In [1]:
import tensorflow as tf
from tensorflow.keras.callbacks import EarlyStopping
from tensorflow.keras.preprocessing.sequence import pad_sequences
from seqeval.metrics import f1_score, classification_report
import json
import pandas as pd
import numpy as np
from tqdm import tqdm, tqdm_notebook

tf.__version__

'2.4.1'

In [2]:
tf.config.list_physical_devices()

[PhysicalDevice(name='/physical_device:CPU:0', device_type='CPU')]

In [3]:
from transformers import TFBertForTokenClassification

model = TFBertForTokenClassification.from_pretrained("monologg/kocharelectra-small-discriminator", num_labels=9, from_pt=True)
optimizer = tf.keras.optimizers.Adam(learning_rate=5e-5)
loss = tf.keras.losses.SparseCategoricalCrossentropy(from_logits=True)

optimizer = tf.keras.optimizers.Adam(learning_rate=5e-5)
model.compile(optimizer=optimizer, loss=model.hf_compute_loss)

You are using a model of type electra to instantiate a model of type bert.
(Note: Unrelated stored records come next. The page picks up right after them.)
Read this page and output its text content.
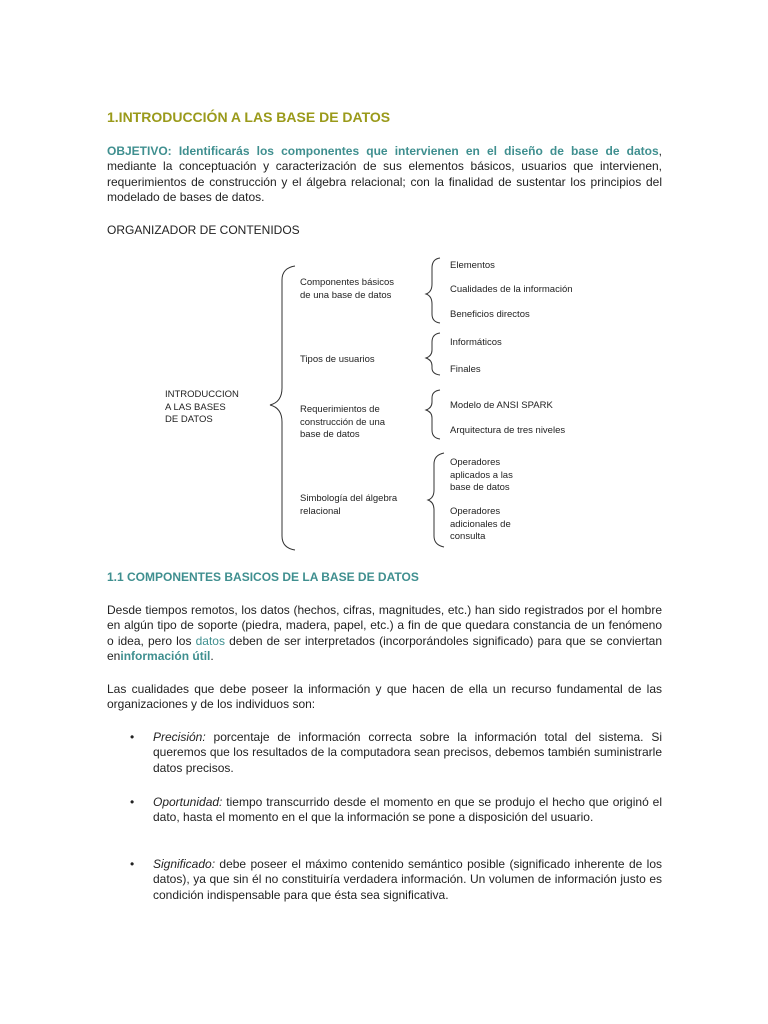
1.INTRODUCCIÓN A LAS BASE DE DATOS

OBJETIVO: Identificarás los componentes que intervienen en el diseño de base de datos, mediante la conceptuación y caracterización de sus elementos básicos, usuarios que intervienen, requerimientos de construcción y el álgebra relacional; con la finalidad de sustentar los principios del modelado de bases de datos.

ORGANIZADOR DE CONTENIDOS

INTRODUCCION
A LAS BASES
DE DATOS
Componentes básicos
de una base de datos
Tipos de usuarios
Requerimientos de
construcción de una
base de datos
Simbología del álgebra
relacional
Elementos
Cualidades de la información
Beneficios directos
Informáticos
Finales
Modelo de ANSI SPARK
Arquitectura de tres niveles
Operadores
aplicados a las
base de datos
Operadores
adicionales de
consulta
1.1 COMPONENTES BASICOS DE LA BASE DE DATOS

Desde tiempos remotos, los datos (hechos, cifras, magnitudes, etc.) han sido registrados por el hombre en algún tipo de soporte (piedra, madera, papel, etc.) a fin de que quedara constancia de un fenómeno o idea, pero los datos deben de ser interpretados (incorporándoles significado) para que se conviertan eninformación útil.

Las cualidades que debe poseer la información y que hacen de ella un recurso fundamental de las organizaciones y de los individuos son:

• Precisión: porcentaje de información correcta sobre la información total del sistema. Si queremos que los resultados de la computadora sean precisos, debemos también suministrarle datos precisos.

• Oportunidad: tiempo transcurrido desde el momento en que se produjo el hecho que originó el dato, hasta el momento en el que la información se pone a disposición del usuario.

• Significado: debe poseer el máximo contenido semántico posible (significado inherente de los datos), ya que sin él no constituiría verdadera información. Un volumen de información justo es condición indispensable para que ésta sea significativa.
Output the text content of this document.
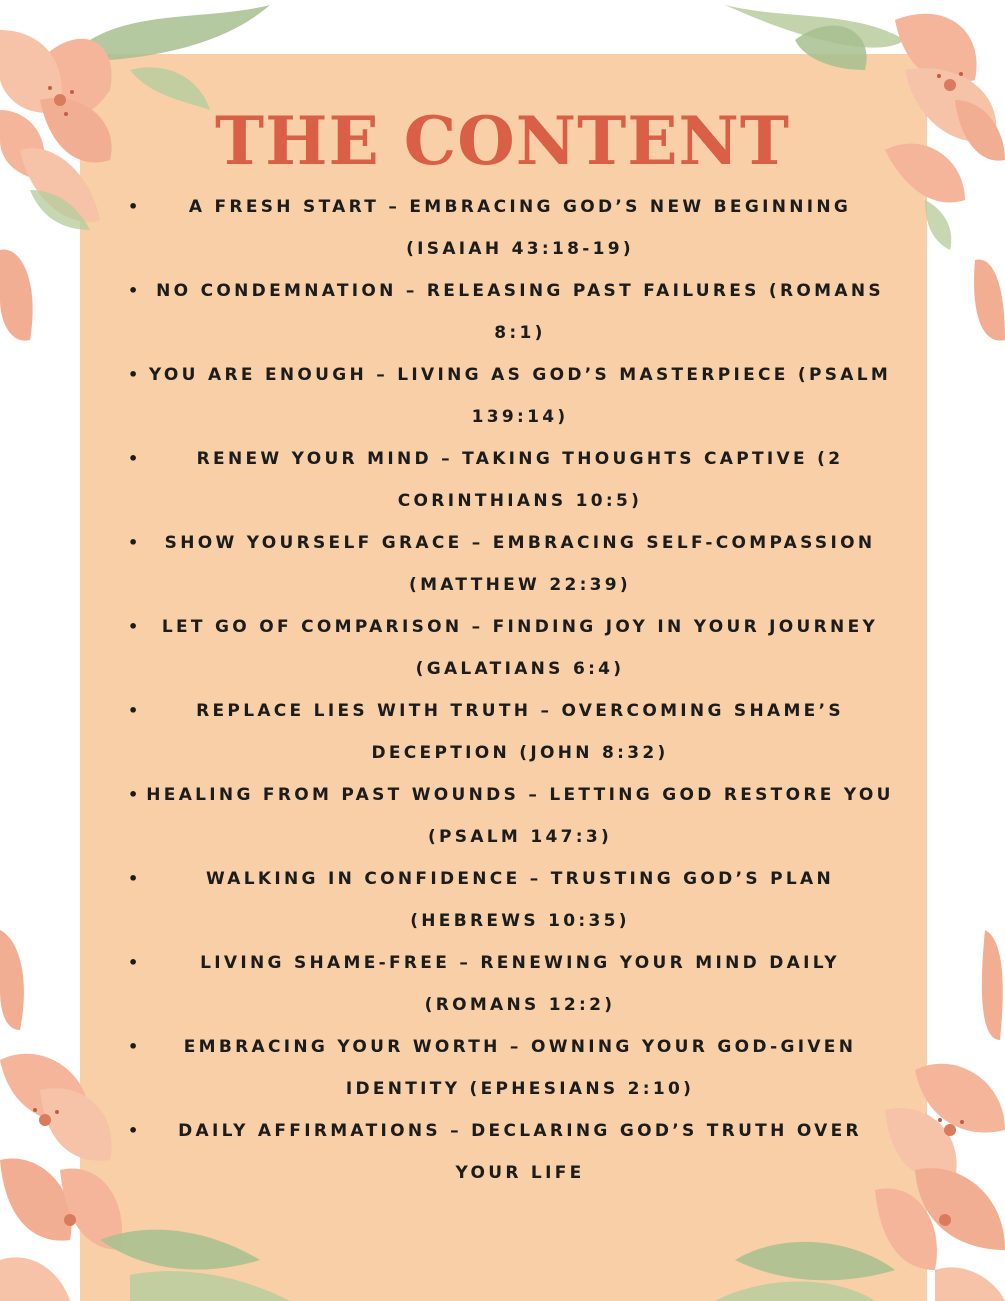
THE CONTENT
•	A FRESH START – EMBRACING GOD’S NEW BEGINNING (ISAIAH 43:18-19)
• NO CONDEMNATION – RELEASING PAST FAILURES (ROMANS 8:1)
• YOU ARE ENOUGH – LIVING AS GOD’S MASTERPIECE (PSALM 139:14)
•	RENEW YOUR MIND – TAKING THOUGHTS CAPTIVE (2 CORINTHIANS 10:5)
• SHOW YOURSELF GRACE – EMBRACING SELF-COMPASSION (MATTHEW 22:39)
• LET GO OF COMPARISON – FINDING JOY IN YOUR JOURNEY (GALATIANS 6:4)
•	REPLACE LIES WITH TRUTH – OVERCOMING SHAME’S DECEPTION (JOHN 8:32)
• HEALING FROM PAST WOUNDS – LETTING GOD RESTORE YOU (PSALM 147:3)
•	WALKING IN CONFIDENCE – TRUSTING GOD’S PLAN (HEBREWS 10:35)
•	LIVING SHAME-FREE – RENEWING YOUR MIND DAILY (ROMANS 12:2)
• EMBRACING YOUR WORTH – OWNING YOUR GOD-GIVEN IDENTITY (EPHESIANS 2:10)
• DAILY AFFIRMATIONS – DECLARING GOD’S TRUTH OVER YOUR LIFE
This is not supported for all configurations of models and can yield errors.
Some weights of the PyTorch model were not used when initializing the TF 2.0 model TFBertForTokenClassification: ['electra.encoder.layer.1.output.dense.bias', 'electra.encoder.layer.2.attention.self.query.weight', 'electra.encoder.layer.4.attention.self.query.bias', 'electra.encoder.layer.9.attention.self.value.bias', 'electra.encoder.layer.2.output.dense.bias', 'electra.encoder.layer.9.intermediate.dense.weight', 'electra.encoder.layer.8.attention.self.value.bias', 'electra.encoder.layer.6.attention.self.query.bias', 'electra.encoder.layer.10.attention.output.LayerNorm.bias', 'electra.encoder.layer.1.attention.output.dense.bias', 'electra.encoder.layer.2.attention.output.dense.bias', 'electra.encoder.layer.10.attention.self.query.bias', 'electra.encoder.layer.10.attention.output.dense.weight', 'electra.encoder.layer.10.output.LayerNorm

In [4]:

datapath ='/Users/eunbin/Desktop/Projects/saessack-server/extra/data/kinnaver/sent_tag.json'
data = open(datapath, encoding='utf-8')
df = pd.DataFrame(json.load(data))
# df.head()
train_ner_df = df.iloc[:13344, 0:]
test_ner_df = df.iloc[13344:, 0:]
print("학습 데이터 샘플 개수 :", len(train_ner_df))
print("테스트 데이터 샘플 개수 :", len(test_ner_df))

train_data_sentence = [sent.split() for sent in train_ner_df['sentence'].values]
test_data_sentence = [sent.split() for sent in test_ner_df['sentence'].values]
train_data_label = [tag.split() for tag in train_ner_df['tagging'].values]
test_data_label = [tag.split() for tag in test_ner_df['tagging'].values]
# print(train_data_sentence[0])
# print(train_data_label[0])

ner_label_path = '/Users/eunbin/Desktop/Projects/saessack-server/extra/data/tag/ner_label.txt'
labels = [label.strip() for label in open(ner_label_path, 'r', encoding='utf-8')]
print('개체명 태깅 정보 :', labels)

tag_to_index = {tag: index for index, tag in enumerate(labels)}
index_to_tag = {index: tag for index, tag in enumerate(labels)}
tag_size = len(tag_to_index)
print("개체명 태깅 정보의 개수 : ", tag_size)

학습 데이터 샘플 개수 : 13344
테스트 데이터 샘플 개수 : 3336
개체명 태깅 정보 : ['O', 'PLT-B', 'PLT-I', 'BUG-B', 'BUG-I', 'DIS-B', 'DIS-I', 'CTG-B', 'CTG-I']
개체명 태깅 정보의 개수 :  9


In [5]:
from tokenization_kocharelectra import KoCharElectraTokenizer

tokenizer = KoCharElectraTokenizer.from_pretrained("monologg/kocharelectra-base-discriminator")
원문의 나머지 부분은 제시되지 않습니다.